RAK’s clients have already demonstrated their capabilities and resilience to adjust to new circumstances, by relocating themselves and their families in a new country.
Seventy percent of our client hold a degree recognised as comparable to the UK degrees; their skillset includes being bi or tri lingual in European languages with a wealth of experience in most sectors of the labour market.
The unique skills, diverse cultural perspective and international experience refugees have to give to the UK Labour market can bring considerable benefits to employers and business.
A diverse employee pool can support businesses in meeting the needs of a diverse customer base, maintain or expand overseas markets, be more creative in thinking of new ways to do business. Refugees bring new questions and viewpoints to the table which can create new products and services that meet the needs of the global market.
Useful information on the Asylum process:
The Asylum process:
If someone is at risk of being persecuted in their own country, they may go abroad and ask for asylum in another country. The right to claim asylum is in international law. Governments are obliged to provide protection to people who meet the criteria for asylum. The UK has signed these international laws and they are part of UK legislation. A person who has asked for asylum in the UK and is waiting for a decision on that claim is called an asylum seeker. Someone who has received a positive decision on his or her asylum claim is called a refugee.
Once a person is granted protection on human rights grounds in the UK, which is usually granted for five years and subject to review they have the right to work, claim benefits and be re-united with their spouse and children (under 18).
In some cases, a more limited form of status called Discretionary Leave will be granted. It is initially granted for up to three years, after which time the person can apply for an extension. After six years they can apply for Indefinite Leave to Remain (ILR). Discretionary Leave is usually used in cases involving children under 18 who cannot be returned to their country of origin. It is Home Office policy to grant such children Discretionary Leave until they are 17½ years old.

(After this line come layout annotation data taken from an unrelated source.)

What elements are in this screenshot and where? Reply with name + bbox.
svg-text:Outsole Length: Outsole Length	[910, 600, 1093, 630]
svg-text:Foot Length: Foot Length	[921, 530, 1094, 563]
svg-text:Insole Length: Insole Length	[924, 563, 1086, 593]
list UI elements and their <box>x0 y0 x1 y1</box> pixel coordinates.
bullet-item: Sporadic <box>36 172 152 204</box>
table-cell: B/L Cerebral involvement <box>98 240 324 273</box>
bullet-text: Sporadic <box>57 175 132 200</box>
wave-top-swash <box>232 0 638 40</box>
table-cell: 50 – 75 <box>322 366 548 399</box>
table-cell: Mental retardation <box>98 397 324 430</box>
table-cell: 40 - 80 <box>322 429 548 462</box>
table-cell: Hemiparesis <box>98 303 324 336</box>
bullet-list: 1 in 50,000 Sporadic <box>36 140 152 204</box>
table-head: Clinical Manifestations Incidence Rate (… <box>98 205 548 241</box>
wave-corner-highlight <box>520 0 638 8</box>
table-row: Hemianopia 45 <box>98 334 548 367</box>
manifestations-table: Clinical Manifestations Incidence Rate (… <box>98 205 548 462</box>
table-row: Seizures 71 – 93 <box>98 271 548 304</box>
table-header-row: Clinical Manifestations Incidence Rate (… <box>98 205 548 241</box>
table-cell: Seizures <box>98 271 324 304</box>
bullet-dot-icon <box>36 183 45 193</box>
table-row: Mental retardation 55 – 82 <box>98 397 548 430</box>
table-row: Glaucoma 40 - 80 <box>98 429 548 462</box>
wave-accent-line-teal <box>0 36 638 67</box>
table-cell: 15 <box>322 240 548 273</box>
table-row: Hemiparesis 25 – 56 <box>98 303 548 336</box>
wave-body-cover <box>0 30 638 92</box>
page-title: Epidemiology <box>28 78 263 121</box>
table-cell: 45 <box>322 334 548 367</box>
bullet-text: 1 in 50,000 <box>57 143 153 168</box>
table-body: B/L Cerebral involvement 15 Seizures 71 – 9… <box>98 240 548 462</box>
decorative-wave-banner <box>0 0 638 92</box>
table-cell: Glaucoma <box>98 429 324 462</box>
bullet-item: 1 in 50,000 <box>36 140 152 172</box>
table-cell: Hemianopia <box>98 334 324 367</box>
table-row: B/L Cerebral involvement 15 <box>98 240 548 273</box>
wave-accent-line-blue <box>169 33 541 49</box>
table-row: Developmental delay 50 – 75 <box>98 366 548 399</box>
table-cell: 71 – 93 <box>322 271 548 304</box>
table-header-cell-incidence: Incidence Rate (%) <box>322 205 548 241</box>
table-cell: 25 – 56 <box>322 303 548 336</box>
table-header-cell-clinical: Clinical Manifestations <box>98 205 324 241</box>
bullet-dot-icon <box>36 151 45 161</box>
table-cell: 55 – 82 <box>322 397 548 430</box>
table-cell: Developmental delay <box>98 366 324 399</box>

Asylum seekers right to Volunteer:
1 April 2014 the Home Office agreed to change its guidelines on asylum seekers and volunteering. The changes mean that no one can be excluded from volunteering because they’re claiming asylum. People claiming asylum, including refused asylum seekers, can now continue to volunteer across the charitable or public sector.
Permission to work:
When clients submit an application for an extension of leave e.g. Indefinite Leave to Remain he/she still has the right to work whilst this is pending. Confirmation of receipt of an application will be sent by the Home Office, which can be used as evidence of the right for continued employment. The biometric residence permit is proof of the holder’s right to stay or work in the UK. Employers can check the entitlement of prospective employees to work in the United Kingdom by either telephoning the Home Office on 0300 123 4699 or on line at the on the biometric residence permit service site at www.gov.uk/check-biometric-residence-permit.
Please refer to the Home Office for formal advice and confirmation of ID documents for your prospective employees.